The Minister stressed that the purpose of removing windfall profits is not only the completion of a “safety cushion”, but also to curb the excessive growth of the ruble exchange rate that hurts the competitiveness of Russian goods.
“They [windfall] must not affect the course which for several years stood in nominal terms, despite the rising inflation, it has appreciated in real terms,” — said Siluanov.
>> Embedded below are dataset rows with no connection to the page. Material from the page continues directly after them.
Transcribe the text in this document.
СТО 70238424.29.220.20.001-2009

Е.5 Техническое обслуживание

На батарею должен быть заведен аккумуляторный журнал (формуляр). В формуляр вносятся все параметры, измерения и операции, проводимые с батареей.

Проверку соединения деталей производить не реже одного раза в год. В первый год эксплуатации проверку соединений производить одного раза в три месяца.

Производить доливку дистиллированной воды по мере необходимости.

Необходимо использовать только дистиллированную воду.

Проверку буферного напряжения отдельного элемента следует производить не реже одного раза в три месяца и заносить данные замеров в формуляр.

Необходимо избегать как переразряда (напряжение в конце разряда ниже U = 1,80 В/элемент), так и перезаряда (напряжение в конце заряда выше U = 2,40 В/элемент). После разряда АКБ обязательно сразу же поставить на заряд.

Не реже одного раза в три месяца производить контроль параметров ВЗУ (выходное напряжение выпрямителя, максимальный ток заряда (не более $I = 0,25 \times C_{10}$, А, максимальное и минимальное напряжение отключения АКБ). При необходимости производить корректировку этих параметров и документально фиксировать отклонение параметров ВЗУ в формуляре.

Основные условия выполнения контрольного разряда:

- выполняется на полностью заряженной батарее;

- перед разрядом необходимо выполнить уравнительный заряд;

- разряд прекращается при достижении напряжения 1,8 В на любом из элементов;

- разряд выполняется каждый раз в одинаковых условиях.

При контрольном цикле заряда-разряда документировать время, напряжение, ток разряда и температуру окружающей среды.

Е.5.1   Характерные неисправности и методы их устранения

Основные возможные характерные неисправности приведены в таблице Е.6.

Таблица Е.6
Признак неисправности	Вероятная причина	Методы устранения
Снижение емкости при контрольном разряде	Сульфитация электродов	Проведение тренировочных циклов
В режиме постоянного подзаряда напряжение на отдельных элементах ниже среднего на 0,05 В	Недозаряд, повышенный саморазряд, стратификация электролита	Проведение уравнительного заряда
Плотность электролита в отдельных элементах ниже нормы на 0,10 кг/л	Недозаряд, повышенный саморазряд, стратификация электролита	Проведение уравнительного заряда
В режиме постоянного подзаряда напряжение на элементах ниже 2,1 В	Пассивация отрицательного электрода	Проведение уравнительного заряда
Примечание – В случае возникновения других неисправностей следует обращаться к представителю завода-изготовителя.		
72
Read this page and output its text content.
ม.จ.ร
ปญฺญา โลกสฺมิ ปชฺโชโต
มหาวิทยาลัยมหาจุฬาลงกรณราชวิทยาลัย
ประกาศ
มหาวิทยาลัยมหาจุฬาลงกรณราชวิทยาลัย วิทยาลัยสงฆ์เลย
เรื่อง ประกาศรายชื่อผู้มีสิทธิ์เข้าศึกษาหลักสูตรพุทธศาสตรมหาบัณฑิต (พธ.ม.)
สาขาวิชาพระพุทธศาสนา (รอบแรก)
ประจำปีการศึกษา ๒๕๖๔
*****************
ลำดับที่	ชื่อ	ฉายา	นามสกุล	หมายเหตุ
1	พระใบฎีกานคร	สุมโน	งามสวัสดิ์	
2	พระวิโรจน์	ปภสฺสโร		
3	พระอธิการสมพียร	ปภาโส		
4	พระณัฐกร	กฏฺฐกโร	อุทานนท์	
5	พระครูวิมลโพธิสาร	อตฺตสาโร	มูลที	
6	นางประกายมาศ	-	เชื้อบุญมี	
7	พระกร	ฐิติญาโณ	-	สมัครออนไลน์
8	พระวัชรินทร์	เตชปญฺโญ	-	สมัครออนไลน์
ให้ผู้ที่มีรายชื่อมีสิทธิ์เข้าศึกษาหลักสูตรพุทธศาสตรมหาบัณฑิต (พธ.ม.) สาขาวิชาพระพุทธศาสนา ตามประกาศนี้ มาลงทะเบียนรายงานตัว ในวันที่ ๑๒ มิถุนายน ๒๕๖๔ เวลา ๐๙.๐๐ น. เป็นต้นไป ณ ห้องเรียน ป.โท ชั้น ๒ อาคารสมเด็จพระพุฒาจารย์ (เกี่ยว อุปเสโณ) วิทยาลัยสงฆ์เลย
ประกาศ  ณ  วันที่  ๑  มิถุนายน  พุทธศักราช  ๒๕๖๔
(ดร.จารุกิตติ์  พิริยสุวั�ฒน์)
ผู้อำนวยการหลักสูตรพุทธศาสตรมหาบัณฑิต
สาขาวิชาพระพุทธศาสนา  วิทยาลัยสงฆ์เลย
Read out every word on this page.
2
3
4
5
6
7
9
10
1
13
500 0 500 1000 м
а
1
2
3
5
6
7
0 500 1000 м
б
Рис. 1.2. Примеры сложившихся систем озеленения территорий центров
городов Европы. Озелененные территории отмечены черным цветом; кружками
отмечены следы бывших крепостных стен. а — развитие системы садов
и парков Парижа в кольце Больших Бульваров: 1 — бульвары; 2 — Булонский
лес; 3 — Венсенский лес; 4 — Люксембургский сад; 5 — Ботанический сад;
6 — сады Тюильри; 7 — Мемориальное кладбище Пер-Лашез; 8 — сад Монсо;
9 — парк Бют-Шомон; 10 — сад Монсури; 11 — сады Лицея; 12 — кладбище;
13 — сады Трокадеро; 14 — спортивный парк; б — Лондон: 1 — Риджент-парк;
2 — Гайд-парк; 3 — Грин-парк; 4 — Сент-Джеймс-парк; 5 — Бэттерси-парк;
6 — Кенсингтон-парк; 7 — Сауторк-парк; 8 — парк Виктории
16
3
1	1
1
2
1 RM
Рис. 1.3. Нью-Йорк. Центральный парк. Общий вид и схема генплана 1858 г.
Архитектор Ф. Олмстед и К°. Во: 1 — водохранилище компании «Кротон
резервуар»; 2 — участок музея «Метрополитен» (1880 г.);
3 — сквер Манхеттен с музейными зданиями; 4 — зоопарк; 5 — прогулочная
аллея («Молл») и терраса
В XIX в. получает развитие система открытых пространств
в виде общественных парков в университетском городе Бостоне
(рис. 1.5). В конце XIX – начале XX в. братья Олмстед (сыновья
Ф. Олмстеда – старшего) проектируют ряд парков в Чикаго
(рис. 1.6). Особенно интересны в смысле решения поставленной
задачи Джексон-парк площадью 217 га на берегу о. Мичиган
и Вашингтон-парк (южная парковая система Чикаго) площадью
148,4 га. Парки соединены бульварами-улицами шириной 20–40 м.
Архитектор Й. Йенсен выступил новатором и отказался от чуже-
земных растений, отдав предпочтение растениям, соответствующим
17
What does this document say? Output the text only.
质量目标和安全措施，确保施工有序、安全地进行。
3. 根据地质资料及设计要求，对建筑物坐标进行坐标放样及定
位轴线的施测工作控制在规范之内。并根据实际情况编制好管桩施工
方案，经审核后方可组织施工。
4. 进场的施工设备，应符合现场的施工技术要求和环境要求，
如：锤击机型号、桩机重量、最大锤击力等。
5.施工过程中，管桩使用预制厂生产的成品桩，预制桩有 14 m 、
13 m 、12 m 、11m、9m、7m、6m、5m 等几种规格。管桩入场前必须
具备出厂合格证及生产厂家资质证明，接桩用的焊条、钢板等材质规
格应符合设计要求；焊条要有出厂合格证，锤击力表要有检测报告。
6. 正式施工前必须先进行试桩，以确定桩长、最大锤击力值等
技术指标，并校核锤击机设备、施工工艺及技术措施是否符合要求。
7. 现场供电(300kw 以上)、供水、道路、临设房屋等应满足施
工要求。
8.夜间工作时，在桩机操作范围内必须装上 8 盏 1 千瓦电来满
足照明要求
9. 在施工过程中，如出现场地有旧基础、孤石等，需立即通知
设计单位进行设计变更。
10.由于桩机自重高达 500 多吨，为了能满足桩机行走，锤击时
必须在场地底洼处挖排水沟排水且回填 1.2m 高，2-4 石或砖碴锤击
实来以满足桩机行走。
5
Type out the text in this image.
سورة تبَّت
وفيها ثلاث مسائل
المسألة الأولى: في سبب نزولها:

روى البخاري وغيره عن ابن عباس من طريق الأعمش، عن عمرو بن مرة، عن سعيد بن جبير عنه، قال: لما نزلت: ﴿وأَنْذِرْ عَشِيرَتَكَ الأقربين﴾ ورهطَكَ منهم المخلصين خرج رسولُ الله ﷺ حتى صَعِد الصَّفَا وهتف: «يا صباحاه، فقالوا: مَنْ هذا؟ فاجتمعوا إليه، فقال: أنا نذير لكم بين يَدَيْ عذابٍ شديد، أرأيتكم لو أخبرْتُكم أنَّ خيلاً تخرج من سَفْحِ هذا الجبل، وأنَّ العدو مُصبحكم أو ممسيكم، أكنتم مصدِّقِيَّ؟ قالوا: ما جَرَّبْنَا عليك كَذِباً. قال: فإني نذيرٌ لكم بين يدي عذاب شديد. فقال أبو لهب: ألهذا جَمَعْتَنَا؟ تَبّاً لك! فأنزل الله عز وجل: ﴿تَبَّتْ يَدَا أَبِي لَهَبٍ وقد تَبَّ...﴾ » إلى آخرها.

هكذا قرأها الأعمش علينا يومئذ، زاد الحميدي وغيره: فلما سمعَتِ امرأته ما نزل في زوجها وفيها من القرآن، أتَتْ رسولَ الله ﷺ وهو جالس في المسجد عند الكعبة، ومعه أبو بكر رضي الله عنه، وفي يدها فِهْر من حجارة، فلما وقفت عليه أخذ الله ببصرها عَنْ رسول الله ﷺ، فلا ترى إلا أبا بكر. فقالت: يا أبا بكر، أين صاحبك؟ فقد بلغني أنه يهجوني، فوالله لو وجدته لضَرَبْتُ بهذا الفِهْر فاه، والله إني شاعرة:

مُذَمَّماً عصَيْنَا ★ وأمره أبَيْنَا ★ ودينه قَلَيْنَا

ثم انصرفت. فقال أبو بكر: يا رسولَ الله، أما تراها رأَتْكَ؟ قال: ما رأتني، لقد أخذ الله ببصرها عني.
The Finance Minister also noted that previously accumulated “safety cushion” will last for another three years, but only under the condition of careful spending. “The budget is prepared in such a way that we will reduce the imbalance which has occurred as a result of lower part of oil revenues by a third. It is not a shock. Only thanks to the reserves that were created when the Minister of Finance Alexei Leonidovich [Kudrin], we were able to go three years and we have enough of them for about three years,” — said Siluanov
Earlier, Deputy Finance Minister Alexei Lavrov warned that in 2017, the Reserve Fund will be completely exhausted if the rate of spending from it will remain at its current level (only in August of 2016 from the Reserve Fund to cover the deficit of the budget was spent 390 billion rubles).
The fiscal rule was introduced in Russia in 2013. According to him, all oil revenues received in excess of the price of oil average over the previous several years should be directed to the Reserve Fund, not to increase public spending. In 2015, the rule stopped working since the world prices of oil fell below the government calculated the average level of $96 per barrel.
In April 2016, Siluanov said that his Ministry has developed a new version of the budget rules, under which the Reserve Fund shall be withdrawn funds in the budget in excess of the price of oil at $50 per barrel. The Minister of Finance then said that this order “will not allow the ruble appreciation and the negative impact of changes in oil prices on the Outlook for growth, inflation, interest rates, etc.”
In the last month, the international price of Brent crude oil only twice rose slightly above $50 per barrel. The cost of a barrel of Russian Urals oil was last climbed above $50 in July 2015 and in early 2016 she declined to nearly $25.